Do Indian cooking techniques seem fun as well as intimidating? A country with 40 languages and multiple dialects, India is as diverse as it can get. Indian food culture similarly reflects diversity.
We have to understand why Indian cooking is so unique. Across the country, food varies in its ingredients, cooking style, and taste. The most influential factors that resulted in this multifariousness are religion, location, style of cooking.
Religion plays the most major role in what Indians eat or do not eat. While Muslims believe that pork is degrading but eats beef, Hindus never touch beef as cows are considered to be sacred animals. After that, we have Jains who do not eat meat in any way. They are vegetarians and their cooking restricts the use of root vegetables such as potatoes, onions, garlic, etc.
Location-wise, the country can be divided into about four main regions – North, South, East, and West. Each region has its unique diet. The difference lies in locally available veggies and other staples, cooking style, and popular dishes. Along with all these factors add different cooking styles in different regions. The possibilities are endless!
Indian cuisine is often misunderstood to be complicated, time-consuming, and having multiple small ingredients. However it is light, healthy, & trust me it’s not rocket science, either; learn a few basics, and you can freely cook with every Indian flavor at home.
Are you now excited to learn 5 basic Indian cooking techniques that all Indian chefs must know? Let’s get started!
The process of tempering consists of using hot oil to fry spices before adding the actual ingredients like veggies or meats to them. Hot oil releases the flavors, aromas, and aromatic properties of the spices that make food healthy and delicious. Tempering is either done at the beginning or the end of the cooking process.

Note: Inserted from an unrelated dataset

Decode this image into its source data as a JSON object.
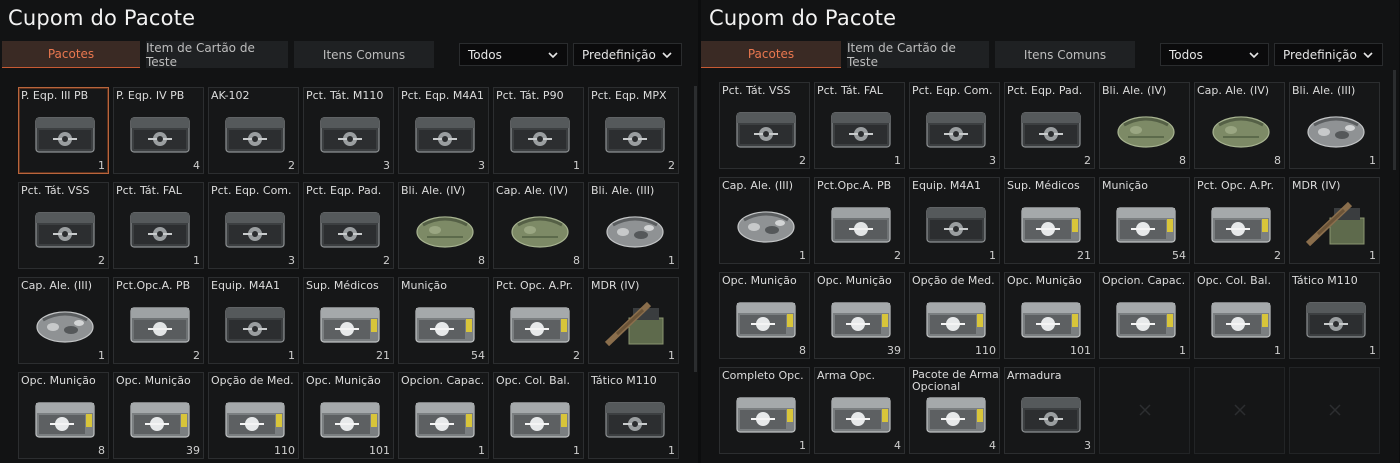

Dum’s cooking is different from another common Indian cooking technique called bhapa cooking in Bengali. Here the dish is cooked very slowly in its own delicious and natural juices rather than adding huge quantities of water to it. This process consists of cooking food in a closed vessel and cooked for multiple hours to get the proper texture before the food is served. Care must be taken that the vessel is closed shut and no air is allowed to enter.
Bhunana is stir-frying the food but with a slight difference. The food is stirred and cooked over low heat for a long time until the content caramelizes and acquires a nice golden brown color. Typically, it includes adding a little water to prevent the food from becoming hot and sticking to the pan while the food is getting fried.
This process is similar to the steaming process of other cuisines. Two vessels are used for this purpose, one in which the water is boiled & another having a perforated bottom in which we place the food to be cooked. The vessel with the food is placed over the vessel with the water & covered to trap the steam used for cooking. The food is usually wrapped in a traditional banana leaf or silver foil during the cooking.
In this cooking process, live charcoal is placed in a container and then is kept inside the container along with the dish that is being cooked so that a smoky burnt flavor is infused. This process generates a lot of smoke which is trapped by covering food with a lid tightly. This prevents the smoke from escaping and allows it to enter the food. It should be left for a few minutes to allow the fragrant smoke to mix well with the food.